Polisi Amankan Pengedar Sabu dengan Modus Penyamaran
Foto: Ilustrasi 

Sipayo.com – Dua orang pengedar narkoba jenis sabu-sabu berhasil diamankan petugas Sat Reserse Narkoba Polres Asahan dengan modus penyamaran, petugas berhasil mengamankan barang bukti 9,95 gram sabu.

Adapun kedua orang tersangka adalah yakni, Suwardi alias Bondat (43) warga Dusun II, Desa Sei Alim Hulu, Kecamatan Air Batu dan Adi Gunawan (23) warga Sidomukti, Lingkungan II, Kecamatan Kisaran Barat.

Kedua tersangka diamankan pada hari Rabu (12/6/2019) dini hari kemarin sekitar pukul 01.00 WIB.

Kasatres Narkoba, AKP Antony Tarigan menjelaskan penangkapan kedua pelaku tindak pidana narkotika ini berawal dari informasi yang diterima dari masyarakat yang menyebutkan bahwa di Dusun II, Desa Sei Alim Hulu, Kecamatan Air Batu, Kabupaten Asahan sering terjadi transaksi narkoba.

“Dari informasi itu tim Opsnal Sat Res Narkoba kemudian melakukan penyelidikan ke lapangan,” sebut Antony, Kamis (13/6/2019).

Lebih lanjut Antony mengatakan, petugas yang menyaru sebagai pembeli, kemudian menghubungi salah satu tersangka, Suwardi alias Bandot untuk memesan sabusabu.

“Tak lama, seorang pemuda mendatangi petugas dengan maksud mengantarkan pesanan sabusabu yang diminta,” ucapnya.
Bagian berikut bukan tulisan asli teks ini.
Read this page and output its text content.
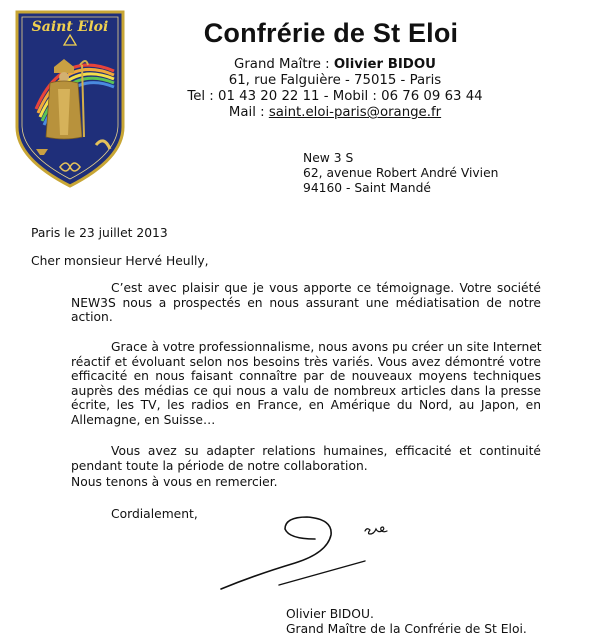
Saint Eloi	Confrérie de St Eloi
Grand Maître : Olivier BIDOU
61, rue Falguière - 75015 - Paris
Tel : 01 43 20 22 11 - Mobil : 06 76 09 63 44
Mail : saint.eloi-paris@orange.fr
New 3 S
62, avenue Robert André Vivien
94160 - Saint Mandé
Paris le 23 juillet 2013
Cher monsieur Hervé Heully,
C’est avec plaisir que je vous apporte ce témoignage. Votre société
NEW3S nous a prospectés en nous assurant une médiatisation de notre
action.
Grace à votre professionnalisme, nous avons pu créer un site Internet
réactif et évoluant selon nos besoins très variés. Vous avez démontré votre
efficacité en nous faisant connaître par de nouveaux moyens techniques
auprès des médias ce qui nous a valu de nombreux articles dans la presse
écrite, les TV, les radios en France, en Amérique du Nord, au Japon, en
Allemagne, en Suisse…
Vous avez su adapter relations humaines, efficacité et continuité
pendant toute la période de notre collaboration.
Nous tenons à vous en remercier.
Cordialement,
Olivier BIDOU.
Grand Maître de la Confrérie de St Eloi.
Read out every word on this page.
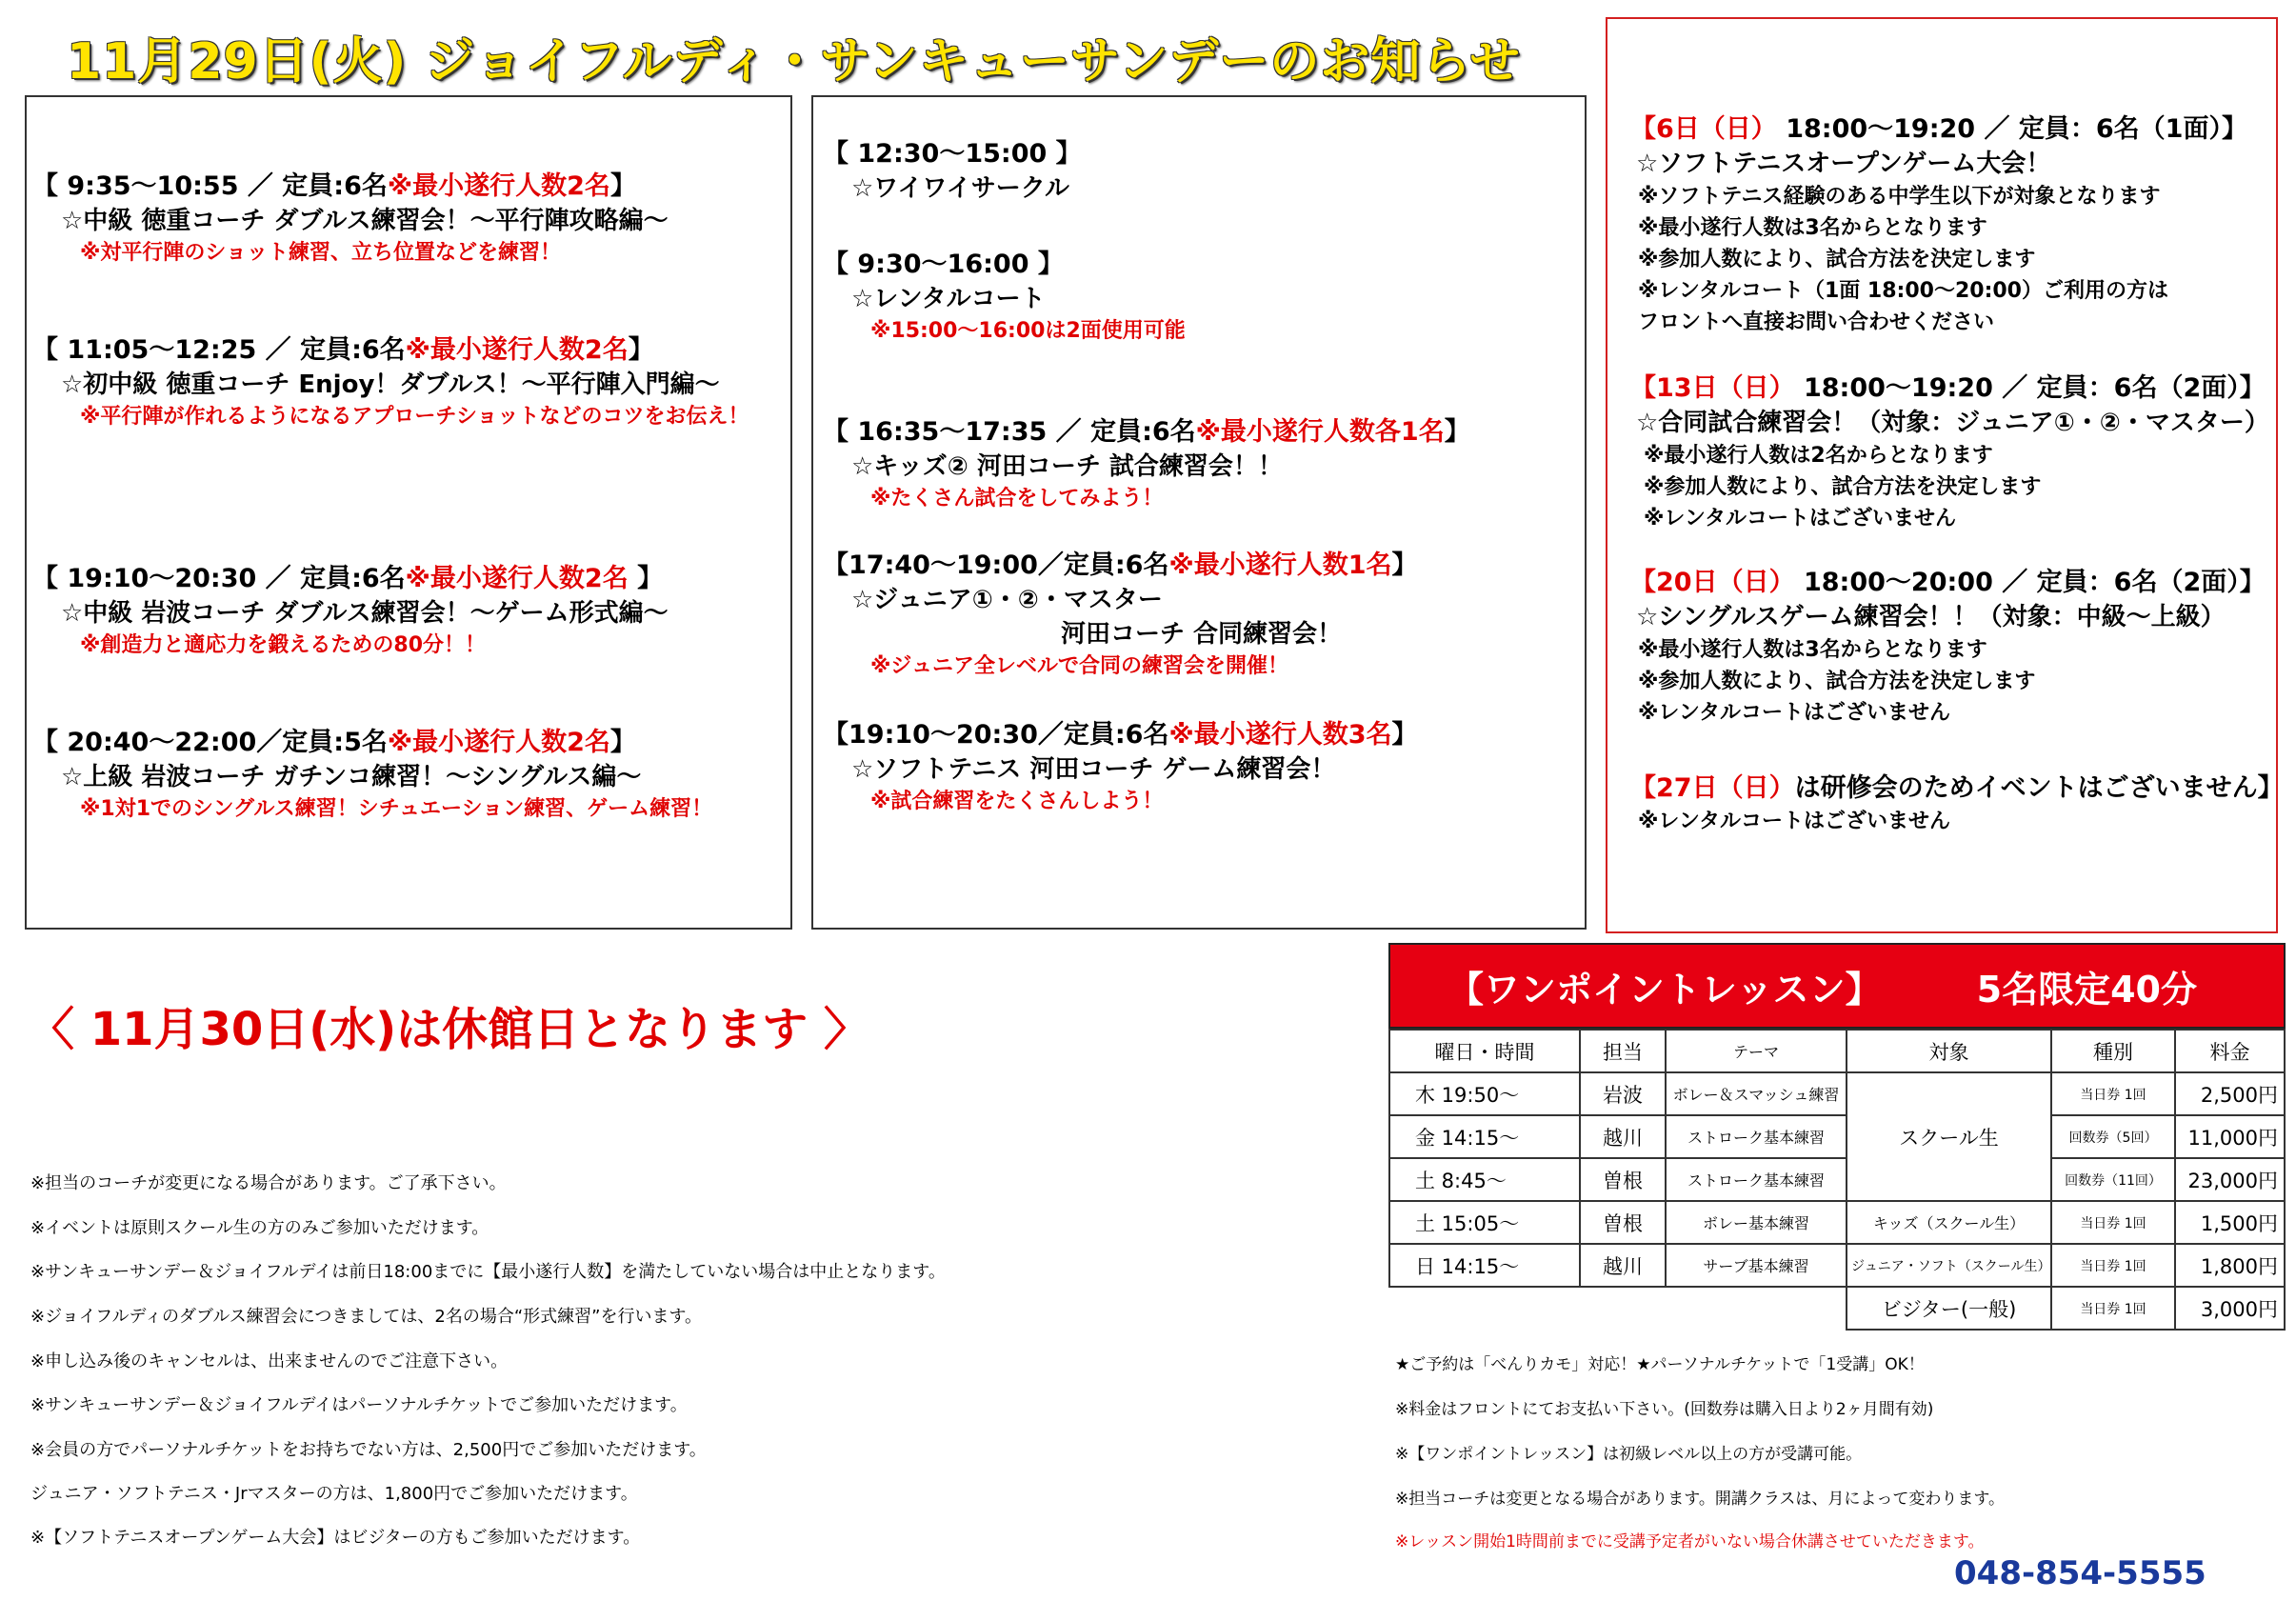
11月29日(火) ジョイフルディ・サンキューサンデーのお知らせ
【 9:35～10:55 ／ 定員:6名※最小遂行人数2名】
☆中級 徳重コーチ ダブルス練習会！～平行陣攻略編～
※対平行陣のショット練習、立ち位置などを練習！
【 11:05～12:25 ／ 定員:6名※最小遂行人数2名】
☆初中級 徳重コーチ Enjoy！ダブルス！～平行陣入門編～
※平行陣が作れるようになるアプローチショットなどのコツをお伝え！
【 19:10～20:30 ／ 定員:6名※最小遂行人数2名 】
☆中級 岩波コーチ ダブルス練習会！～ゲーム形式編～
※創造力と適応力を鍛えるための80分！！
【 20:40～22:00／定員:5名※最小遂行人数2名】
☆上級 岩波コーチ ガチンコ練習！～シングルス編～
※1対1でのシングルス練習！シチュエーション練習、ゲーム練習！
【 12:30～15:00 】
☆ワイワイサークル
【 9:30～16:00 】
☆レンタルコート
※15:00～16:00は2面使用可能
【 16:35～17:35 ／ 定員:6名※最小遂行人数各1名】
☆キッズ② 河田コーチ 試合練習会！！
※たくさん試合をしてみよう！
【17:40～19:00／定員:6名※最小遂行人数1名】
☆ジュニア①・②・マスター
河田コーチ 合同練習会！
※ジュニア全レベルで合同の練習会を開催！
【19:10～20:30／定員:6名※最小遂行人数3名】
☆ソフトテニス 河田コーチ ゲーム練習会！
※試合練習をたくさんしよう！
【6日（日） 18:00～19:20 ／ 定員：6名（1面）】
☆ソフトテニスオープンゲーム大会！
※ソフトテニス経験のある中学生以下が対象となります
※最小遂行人数は3名からとなります
※参加人数により、試合方法を決定します
※レンタルコート（1面 18:00～20:00）ご利用の方は
フロントへ直接お問い合わせください
【13日（日） 18:00～19:20 ／ 定員：6名（2面）】
☆合同試合練習会！（対象：ジュニア①・②・マスター）
※最小遂行人数は2名からとなります
※参加人数により、試合方法を決定します
※レンタルコートはございません
【20日（日） 18:00～20:00 ／ 定員：6名（2面）】
☆シングルスゲーム練習会！！（対象：中級～上級）
※最小遂行人数は3名からとなります
※参加人数により、試合方法を決定します
※レンタルコートはございません
【27日（日）は研修会のためイベントはございません】
※レンタルコートはございません
〈 11月30日(水)は休館日となります 〉
※担当のコーチが変更になる場合があります。ご了承下さい。
※イベントは原則スクール生の方のみご参加いただけます。
※サンキューサンデー＆ジョイフルデイは前日18:00までに【最小遂行人数】を満たしていない場合は中止となります。
※ジョイフルディのダブルス練習会につきましては、2名の場合“形式練習”を行います。
※申し込み後のキャンセルは、出来ませんのでご注意下さい。
※サンキューサンデー＆ジョイフルデイはパーソナルチケットでご参加いただけます。
※会員の方でパーソナルチケットをお持ちでない方は、2,500円でご参加いただけます。
ジュニア・ソフトテニス・Jrマスターの方は、1,800円でご参加いただけます。
※【ソフトテニスオープンゲーム大会】はビジターの方もご参加いただけます。
【ワンポイントレッスン】	5名限定40分
曜日・時間	担当	テーマ	対象	種別	料金
木 19:50～	岩波	ボレー＆スマッシュ練習	スクール生	当日券 1回	2,500円
金 14:15～	越川	ストローク基本練習		回数券（5回）	11,000円
土 8:45～	曽根	ストローク基本練習		回数券（11回）	23,000円
土 15:05～	曽根	ボレー基本練習	キッズ（スクール生）	当日券 1回	1,500円
日 14:15～	越川	サーブ基本練習	ジュニア・ソフト（スクール生）	当日券 1回	1,800円
			ビジター(一般)	当日券 1回	3,000円
★ご予約は「べんりカモ」対応！★パーソナルチケットで「1受講」OK！
※料金はフロントにてお支払い下さい。(回数券は購入日より2ヶ月間有効)
※【ワンポイントレッスン】は初級レベル以上の方が受講可能。
※担当コーチは変更となる場合があります。開講クラスは、月によって変わります。
※レッスン開始1時間前までに受講予定者がいない場合休講させていただきます。
048-854-5555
Begitu sabusabu diterima, petugas langsung mengamankan pemuda yang diketahui bernama Adi Gunawan. Polisi lalu melakukan penggeledahan dan menginterograsi tersangka.

Berdasarkan pengakuan tersangka Adi Gunawan, sabusabu yang dia antar merupakan milik Suwardi alias Bandot. Dirinya hanya bertugas mengantarkan sabusabu yang dipesan.

Berdasarkan keterangan itu, petugas kemudian memburu tersangka Suwardi ke rumahnya hingga berhasil menangkap pelaku.

“Untuk mempertanggungjawabkan perbuatan keduanya, para tersangka kini harus mendekam di sel tahanan Sat Res Narkoba Polres Asahan,” ujarnya.

Adapun barang bukti yang diamankan dari kasus ini, berupa satu bungkus plastik klip berisi sabusabu seberat 9,95 gram, satu unit sepeda motor Supra BK 6464 JAD dan satu unit telepon seluler milik tersangka.